I completed the 21-day program to process the feelings from my own marriage and was amazed at how much more quickly I healed by with this daily goal-oriented framework. As a licensed psychologist, I was blown away with the structure and containment of the journey. I loved the approach and wanted to get trained up in it right away. I think the Naked Divorce is a ground-breaking, strengths-based approach to using the ending of relationships as a growth opportunity rather than a failure. As a Couples, and Family Therapist, and Facilitator of Co-Parenting Programs, I see this program as an important aspect of supporting people at all levels of relationship. The Naked Divorce approach is aligned with my overall approach to helping people by building on personal strengths and learning from experience, while developing new skills for emotional regulation and expression, communication, assertiveness, and problem solving and helping people move from coping and managing to thriving and vibrant living.

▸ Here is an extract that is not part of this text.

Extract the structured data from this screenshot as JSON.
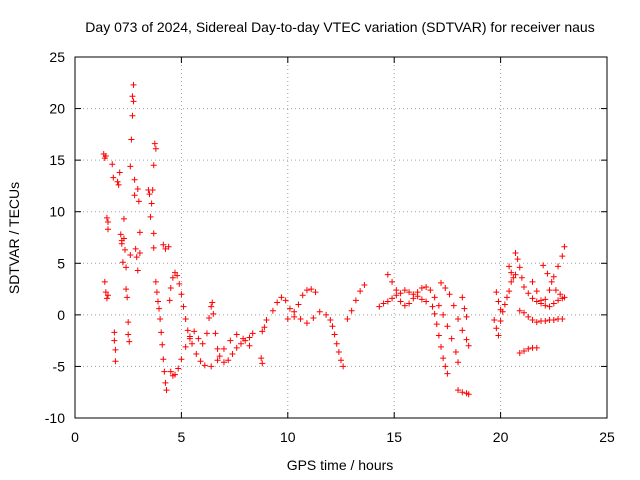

My Divorce Angel supported me and kept me on track so I accomplish more in one month than I could in one year of therapy. My passion is around healing for all people in high-conflict divorce as well as the children affected by it.
My clinical experiences gives me a foundation to appreciate how each client is a gift and belief that their trauma will help them grow and be better for their next relationship. I love this program and run Junior Thrive, Haven and Miracle Emotional Freedom courses for Naked Divorce in the United States.
"Loving is my Life Purpose and how this manifests is by being a Change Agent for Conscious Relationships..."Valerie Sher
"When ruptures happen, it can be devastating but also a time of growth, character building and developing resiliency. Having support to remember, enhance, and learn new coping skills and process our experiences more consciously and ethically can help turn a difficult life experience into an amazing growth opportunity. My motto is learn and grow, not shame and blame. "Dr Valerie Sher
I like to enjoy life: drinking lovely wine, skiing, hiking and having fun with friends.
Divorce is what we call a shamed-based trauma. It’s therefore unlike other life traumas… “When someone dies, there is usually so much support and love around and people are much more compassionate and understanding. Divorce represents a failure within our society, so people approach this trauma with trepidation. They want to white-wash the events quickly so that the shame of the failure doesn’t impact them in any way. The sense of failure makes the shame component of healing from divorce acute. It’s therefore very important to heal in a very specific way, using a very specific approach like The Naked Divorce.”